Splatoon 2 Pearl Amiibo Gear

Nintendo clearly understands the importance of long term support for its games. It’s the reason we’re getting a Mario Kart 8 Deluxe track pass after five years instead of Mario Kart 9. Nintendo doesn’t want to split the playerbase (or sales) between two different versions of the game when it can just develop more content for the game everyone already plays. This is the philosophy it should bring to all of its online titles.

The obvious argument against this is that Nintendo will make money by selling new games as opposed to developing content for a game no one plays anymore. While this is true, it’s also short-sighted. The reason people fall off of Splatoon 2, Pokken, or Arms is because there isn’t new content to keep them engaged. It becomes a viscous, inescapable cycle.
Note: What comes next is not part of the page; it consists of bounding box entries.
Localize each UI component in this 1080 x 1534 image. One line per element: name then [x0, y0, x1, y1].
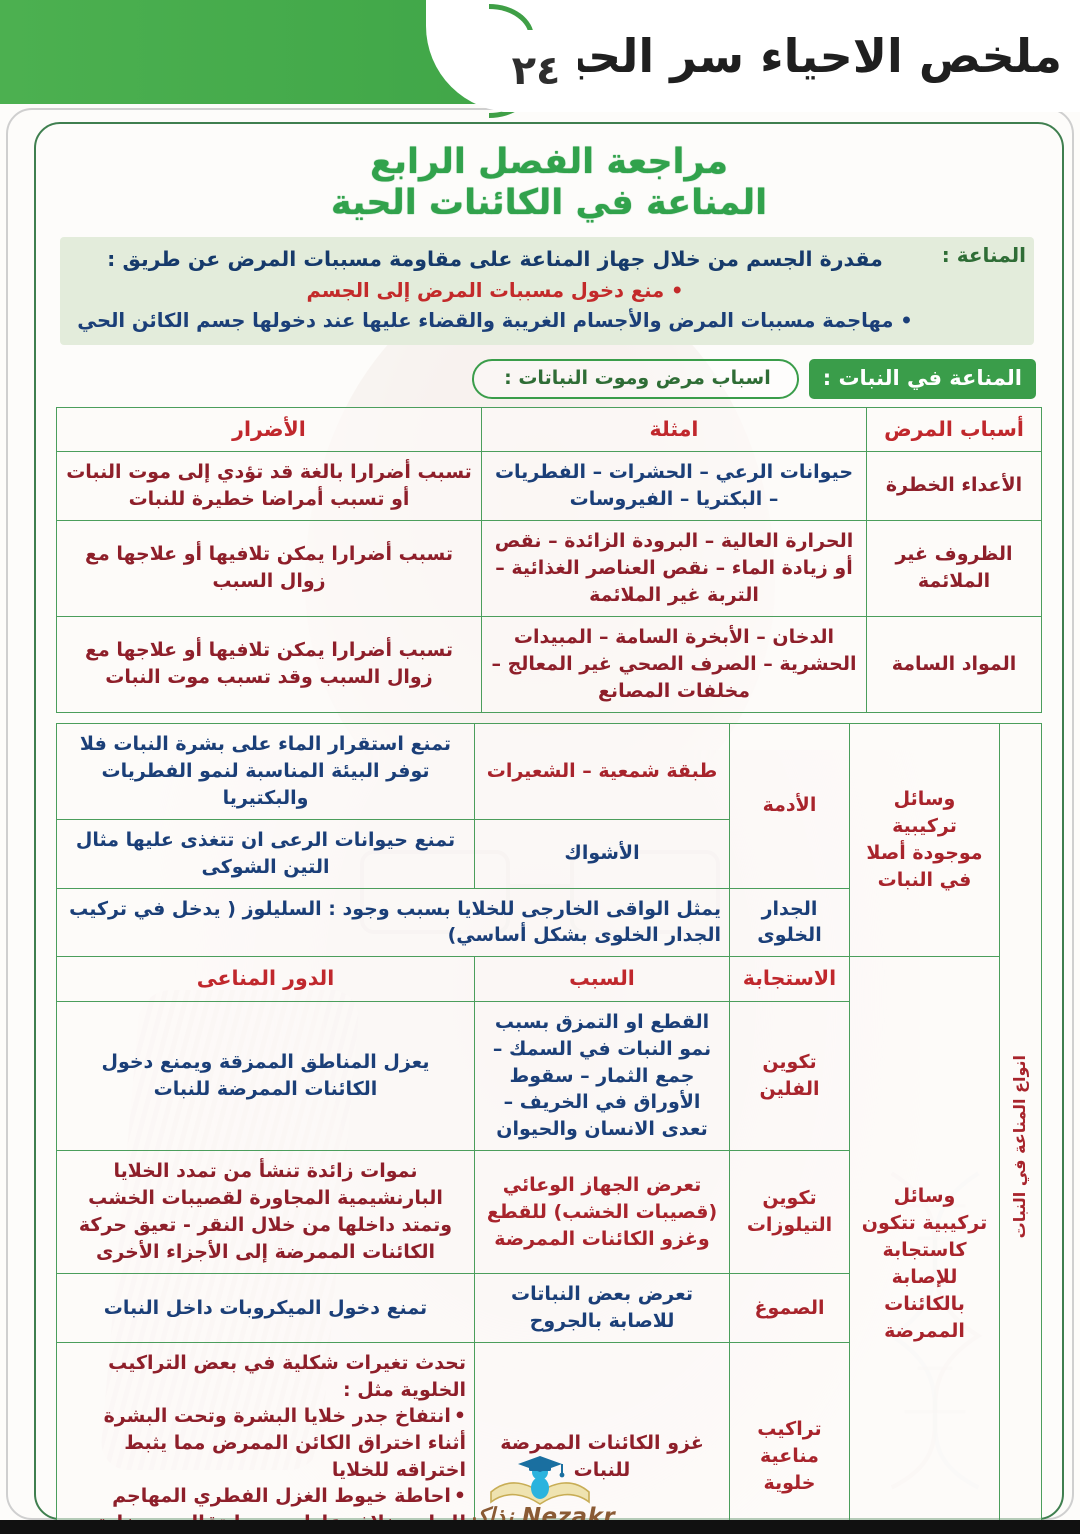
- rotated-label-immunity-types: انواع المناعة في النبات: [1010, 1055, 1030, 1239]
- title-line-1: مراجعة الفصل الرابع: [369, 142, 729, 182]
- cell-cause: المواد السامة: [866, 615, 1042, 713]
- table-row: تكوين التيلوزات تعرض الجهاز الوعائي (قصي…: [56, 1150, 1042, 1275]
- cell-harm: تسبب أضرارا بالغة قد تؤدي إلى موت النبات…: [56, 450, 482, 521]
- cell-harm: تسبب أضرارا يمكن تلافيها أو علاجها مع زو…: [56, 519, 482, 617]
- table-row: الأشواك تمنع حيوانات الرعى ان تتغذى عليه…: [56, 818, 1042, 889]
- cell-examples: الدخان – الأبخرة السامة – المبيدات الحشر…: [481, 615, 867, 713]
- definition-bullet-1: منع دخول مسببات المرض إلى الجسم: [74, 276, 916, 305]
- group-title-text: وسائل تركيبية تتكون كاستجابة للإصابة بال…: [861, 1184, 988, 1342]
- cell-group-title-induced: وسائل تركيبية تتكون كاستجابة للإصابة بال…: [849, 956, 1000, 1534]
- cell-response: تكوين الفلين: [729, 1000, 850, 1152]
- banner-title: ملخص الاحياء سر الحياة: [524, 29, 1063, 83]
- table-row: الأعداء الخطرة حيوانات الرعي – الحشرات –…: [56, 450, 1042, 521]
- footer-bar: [0, 1520, 1080, 1534]
- definition-text: مقدرة الجسم من خلال جهاز المناعة على مقا…: [107, 246, 883, 271]
- role-intro: تحدث تغيرات شكلية في بعض التراكيب الخلوي…: [108, 1352, 466, 1401]
- role-detail-list: تحدث تغيرات شكلية في بعض التراكيب الخلوي…: [65, 1350, 466, 1534]
- header-immune-role: الدور المناعى: [56, 956, 475, 1002]
- plant-immunity-types-table: انواع المناعة في النبات وسائل تركيبية مو…: [56, 722, 1042, 1534]
- header-harm: الأضرار: [56, 406, 482, 452]
- cell-role: تحدث تغيرات شكلية في بعض التراكيب الخلوي…: [56, 1342, 475, 1534]
- section-header-row: المناعة في النبات : اسباب مرض وموت النبا…: [56, 358, 1036, 399]
- page-number-badge: ٢٤: [494, 30, 578, 112]
- graduate-book-icon: [490, 1456, 590, 1505]
- header-examples: امثلة: [481, 406, 867, 452]
- cell-role: نموات زائدة تنشأ من تمدد الخلايا البارنش…: [56, 1150, 475, 1275]
- definition-bullet-list: منع دخول مسببات المرض إلى الجسم مهاجمة م…: [74, 276, 916, 335]
- cell-structure-epidermis: الأدمة: [729, 722, 850, 889]
- cell-structure-cell-wall: الجدار الخلوى: [729, 887, 850, 958]
- cell-part: الأشواك: [474, 818, 730, 889]
- table-row: الصموغ تعرض بعض النباتات للاصابة بالجروح…: [56, 1273, 1042, 1344]
- cell-cause: الأعداء الخطرة: [866, 450, 1042, 521]
- cell-harm: تسبب أضرارا يمكن تلافيها أو علاجها مع زو…: [56, 615, 482, 713]
- table-row: تراكيب مناعية خلوية غزو الكائنات الممرضة…: [56, 1342, 1042, 1534]
- cell-role: يعزل المناطق الممزقة ويمنع دخول الكائنات…: [56, 1000, 475, 1152]
- cell-group-title-existing: وسائل تركيبية موجودة أصلا في النبات: [849, 722, 1000, 958]
- cell-role: تمنع استقرار الماء على بشرة النبات فلا ت…: [56, 722, 475, 820]
- cell-examples: حيوانات الرعي – الحشرات – الفطريات – الب…: [481, 450, 867, 521]
- site-logo: Nezakr نذاكر: [435, 1452, 645, 1530]
- table-row: الظروف غير الملائمة الحرارة العالية – ال…: [56, 519, 1042, 617]
- header-cause: السبب: [474, 956, 730, 1002]
- cell-cause: الظروف غير الملائمة: [866, 519, 1042, 617]
- immunity-definition-box: المناعة : مقدرة الجسم من خلال جهاز المنا…: [60, 236, 1034, 345]
- title-line-2: المناعة في الكائنات الحية: [330, 183, 768, 224]
- table-row: انواع المناعة في النبات وسائل تركيبية مو…: [56, 722, 1042, 1534]
- section-badge-plant-immunity: المناعة في النبات :: [808, 358, 1036, 399]
- cell-cause: القطع او التمزق بسبب نمو النبات في السمك…: [474, 1000, 730, 1152]
- cell-role: تمنع دخول الميكروبات داخل النبات: [56, 1273, 475, 1344]
- page-content: مراجعة الفصل الرابع المناعة في الكائنات …: [34, 122, 1064, 1534]
- role-bullet-1: انتفاخ جدر خلايا البشرة وتحت البشرة أثنا…: [65, 1403, 466, 1483]
- cell-part: طبقة شمعية – الشعيرات: [474, 722, 730, 820]
- header-cause: أسباب المرض: [866, 406, 1042, 452]
- definition-label: المناعة :: [941, 242, 1026, 267]
- cell-response: تكوين التيلوزات: [729, 1150, 850, 1275]
- cell-examples: الحرارة العالية – البرودة الزائدة – نقص …: [481, 519, 867, 617]
- cell-cause: تعرض الجهاز الوعائي (قصيبات الخشب) للقطع…: [474, 1150, 730, 1275]
- page-banner: ملخص الاحياء سر الحياة ٢٤: [0, 0, 1080, 118]
- table-row: تكوين الفلين القطع او التمزق بسبب نمو ال…: [56, 1000, 1042, 1152]
- section-pill-plant-disease-causes: اسباب مرض وموت النباتات :: [472, 358, 799, 399]
- cell-cause: غزو الكائنات الممرضة للنبات: [474, 1342, 730, 1534]
- cell-response: الصموغ: [729, 1273, 850, 1344]
- table-row: الجدار الخلوى يمثل الواقى الخارجى للخلاي…: [56, 887, 1042, 958]
- cell-role: يمثل الواقى الخارجى للخلايا بسبب وجود : …: [56, 887, 730, 958]
- rotated-axis-label-cell: انواع المناعة في النبات: [999, 722, 1042, 1534]
- cell-role: تمنع حيوانات الرعى ان تتغذى عليها مثال ا…: [56, 818, 475, 889]
- plant-disease-causes-table: أسباب المرض امثلة الأضرار الأعداء الخطرة…: [56, 406, 1042, 713]
- table-header-row: وسائل تركيبية تتكون كاستجابة للإصابة بال…: [56, 956, 1042, 1534]
- table-row: المواد السامة الدخان – الأبخرة السامة – …: [56, 615, 1042, 713]
- cell-response: تراكيب مناعية خلوية: [729, 1342, 850, 1534]
- header-response: الاستجابة: [729, 956, 850, 1002]
- definition-bullet-2: مهاجمة مسببات المرض والأجسام الغريبة وال…: [74, 306, 916, 335]
- page-title: مراجعة الفصل الرابع المناعة في الكائنات …: [56, 142, 1042, 225]
- logo-mark: [435, 1452, 645, 1508]
- cell-cause: تعرض بعض النباتات للاصابة بالجروح: [474, 1273, 730, 1344]
- table-header-row: أسباب المرض امثلة الأضرار: [56, 406, 1042, 452]
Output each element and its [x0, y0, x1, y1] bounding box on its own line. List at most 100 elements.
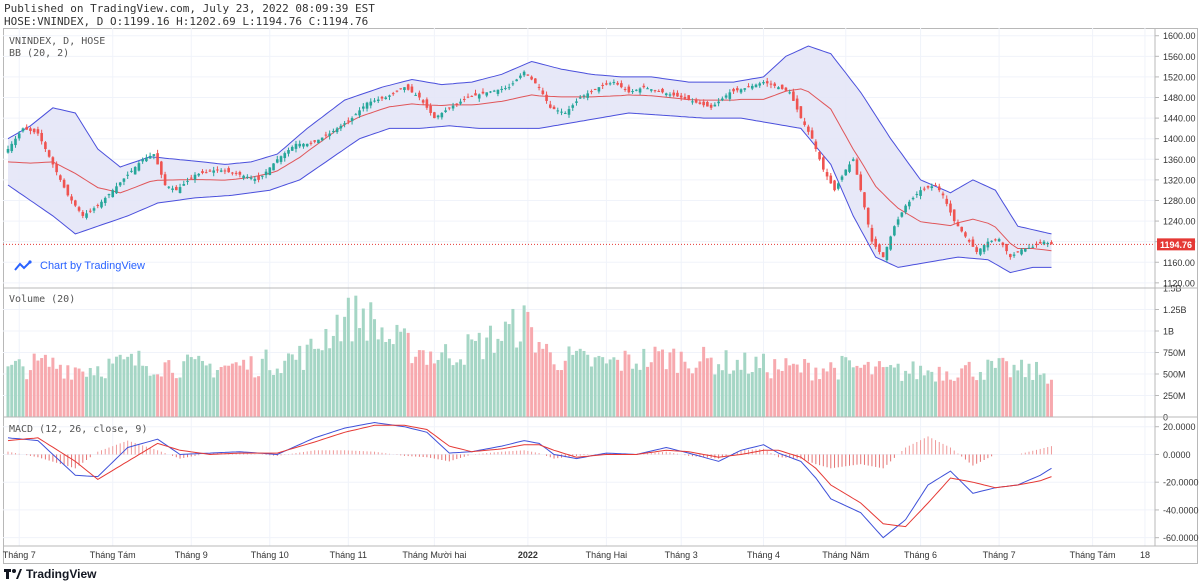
- candle-body: [74, 200, 77, 206]
- volume-bar: [952, 380, 956, 417]
- bollinger-bands: [7, 45, 1052, 274]
- candle-body: [317, 139, 320, 144]
- candle-body: [373, 100, 376, 102]
- candle-body: [201, 171, 204, 174]
- volume-bar: [10, 364, 14, 417]
- volume-bar: [758, 368, 762, 417]
- volume-bar: [227, 365, 231, 417]
- candle-body: [934, 184, 937, 186]
- candle-body: [552, 106, 556, 110]
- time-tick-label: Tháng 4: [747, 550, 780, 560]
- candle-body: [429, 105, 432, 113]
- chart-frame[interactable]: [3, 28, 1198, 564]
- volume-bar: [638, 369, 642, 417]
- candle-body: [451, 105, 455, 109]
- volume-bar: [728, 373, 732, 417]
- candle-body: [683, 96, 687, 99]
- volume-bar: [930, 371, 934, 417]
- volume-bar: [283, 360, 287, 417]
- volume-bar: [406, 332, 410, 417]
- candle-body: [709, 104, 713, 108]
- candle-body: [253, 178, 257, 181]
- volume-bar: [623, 350, 627, 417]
- volume-bar: [537, 342, 541, 417]
- candle-body: [32, 128, 36, 133]
- candle-body: [1050, 242, 1053, 245]
- candle-body: [635, 89, 638, 91]
- chart-by-tradingview-badge[interactable]: Chart by TradingView: [14, 260, 145, 272]
- volume-bar: [129, 353, 133, 417]
- footer-logo[interactable]: TradingView: [4, 566, 96, 582]
- volume-bar: [612, 357, 616, 417]
- volume-bar: [260, 358, 264, 417]
- candle-body: [773, 83, 776, 86]
- volume-bar: [702, 346, 706, 417]
- candle-body: [242, 175, 245, 179]
- volume-bar: [986, 359, 990, 417]
- volume-bar: [862, 364, 866, 417]
- volume-bar: [657, 351, 661, 417]
- candle-body: [919, 190, 922, 196]
- volume-bar: [619, 370, 623, 417]
- candle-body: [167, 186, 171, 188]
- time-tick-label: 18: [1140, 550, 1150, 560]
- volume-bar: [343, 316, 347, 417]
- volume-bar: [675, 372, 679, 417]
- candle-body: [822, 157, 825, 170]
- candle-body: [414, 94, 417, 96]
- volume-bar: [384, 341, 388, 417]
- price-tick-label: 1480.00: [1163, 93, 1196, 103]
- volume-bar: [257, 376, 261, 417]
- volume-bar: [672, 348, 676, 417]
- volume-bar: [713, 374, 717, 417]
- candle-body: [915, 194, 919, 196]
- candle-body: [825, 172, 829, 177]
- volume-bar: [855, 365, 859, 417]
- candle-body: [320, 137, 324, 141]
- candle-body: [889, 236, 892, 250]
- candle-body: [571, 105, 575, 108]
- volume-bar: [163, 362, 167, 417]
- volume-bar: [287, 353, 290, 417]
- candle-body: [814, 141, 818, 149]
- candle-body: [631, 91, 634, 93]
- volume-bar: [732, 370, 736, 417]
- candle-body: [380, 96, 384, 99]
- ohlc-line: HOSE:VNINDEX, D O:1199.16 H:1202.69 L:11…: [4, 15, 369, 28]
- candle-body: [661, 88, 664, 93]
- volume-bar: [552, 364, 556, 417]
- volume-bar: [51, 357, 55, 417]
- macd-tick-label: -40.0000: [1163, 505, 1199, 515]
- volume-bar: [616, 359, 620, 417]
- volume-bar: [597, 355, 601, 417]
- time-tick-label: 2022: [518, 550, 538, 560]
- volume-bar: [25, 379, 29, 417]
- volume-bar: [376, 339, 380, 417]
- candle-body: [350, 118, 354, 122]
- candle-body: [866, 207, 870, 225]
- candle-body: [403, 87, 406, 91]
- volume-bar: [496, 338, 500, 417]
- volume-bar: [373, 319, 377, 417]
- volume-bar: [148, 375, 152, 417]
- footer-text: TradingView: [26, 567, 97, 581]
- volume-bar: [649, 362, 653, 417]
- candle-body: [219, 170, 223, 172]
- volume-bar: [462, 364, 466, 417]
- volume-bar: [447, 358, 451, 417]
- time-tick-label: Tháng 7: [3, 550, 36, 560]
- volume-bar: [679, 351, 683, 417]
- candle-body: [178, 187, 182, 193]
- volume-bar: [387, 338, 391, 417]
- volume-bar: [709, 357, 713, 417]
- candle-body: [975, 247, 978, 252]
- volume-bar: [825, 371, 829, 417]
- candle-body: [679, 95, 683, 98]
- candle-body: [762, 82, 765, 84]
- candle-body: [747, 86, 750, 88]
- candle-body: [238, 172, 242, 175]
- candle-body: [833, 180, 836, 191]
- volume-bar: [279, 373, 283, 417]
- candle-body: [911, 197, 915, 200]
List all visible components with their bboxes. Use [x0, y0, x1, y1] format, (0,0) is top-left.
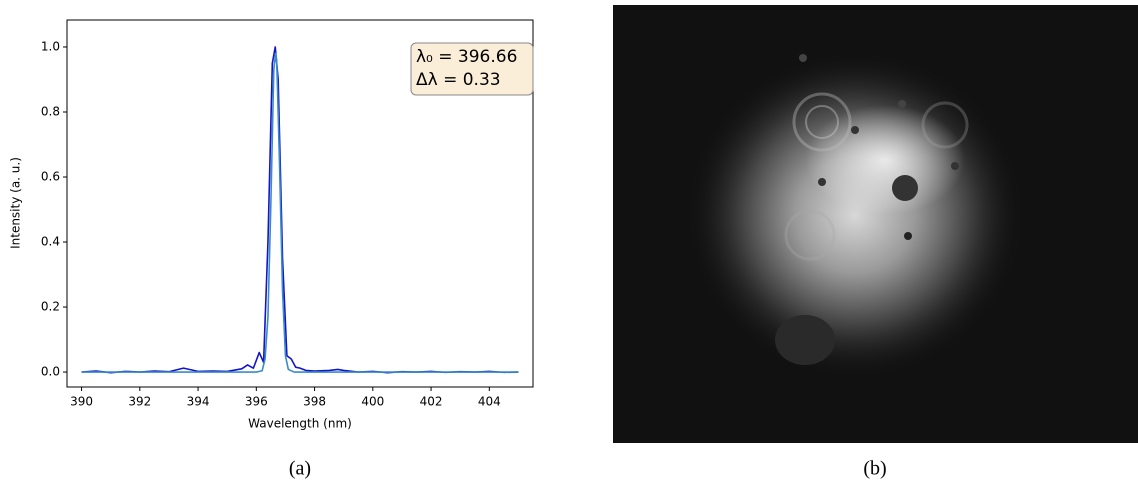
- x-tick-label: 398: [303, 395, 326, 409]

Super Mario Party underwhelms players because it has limited features, but instead of making Super Mario Part a more valuable game, here comes Mario Party Superstars. Mario Party Superstars hasn’t gotten a single update since it launched in October. Will Nintendo make Superstars a better game, or release another Mario Party in a few years? History says the latter, but I’m hoping to see more of the former.

When you treat each game like a platform that’s constantly growing, it communicates to players that it's safe to invest their time into it. Nintendo games are overwhelmingly casual and family friendly, but that doesn’t mean they need to sit on the shelf until your cousins come over at Thanksgiving. Splatoon, Arms, Pokken, Mario Tennis Aces, Mario Golf: Super Rush, Mario Maker 2, Mario Kart, and the next Mario Strikers all have the potential to be hobby games that people continue to play for years. In reality, they’re all good for a weekend or two before you put them back in the case and never think about them again.

MarioStrikers

I’ll even take this a step further and include games that are primarily focused on single player campaigns. The New Pokemon Snap update that added three new courses was a welcome surprise, but I’d love consistent releases of map packs just like the Mario Kart 8 Deluxe DLC. Imagine if Super Mario 3D World got a new course every other Friday that the entire community could play and talk about the same way we bond over Wordle. I’d be so much more willing to try games like WarioWare: Get it Together if I knew it was going to occasionally receive updates and be part of the conversation again.

Live service isn’t going to be best for every type of game. Metroid Dread and Breath of the Wild are complete packages that will benefit much more from sequels than they would from incremental content updates stretched out over many years. But too often Nintendo releases games and quickly moves on, leaving behind any potential it would have had for long term success. It shouldn’t take Mario Kart 8 Deluxe five years and 40 million sales to warrant DLC - DLC and post-launch support should be part of the development plan for almost every Nintendo game.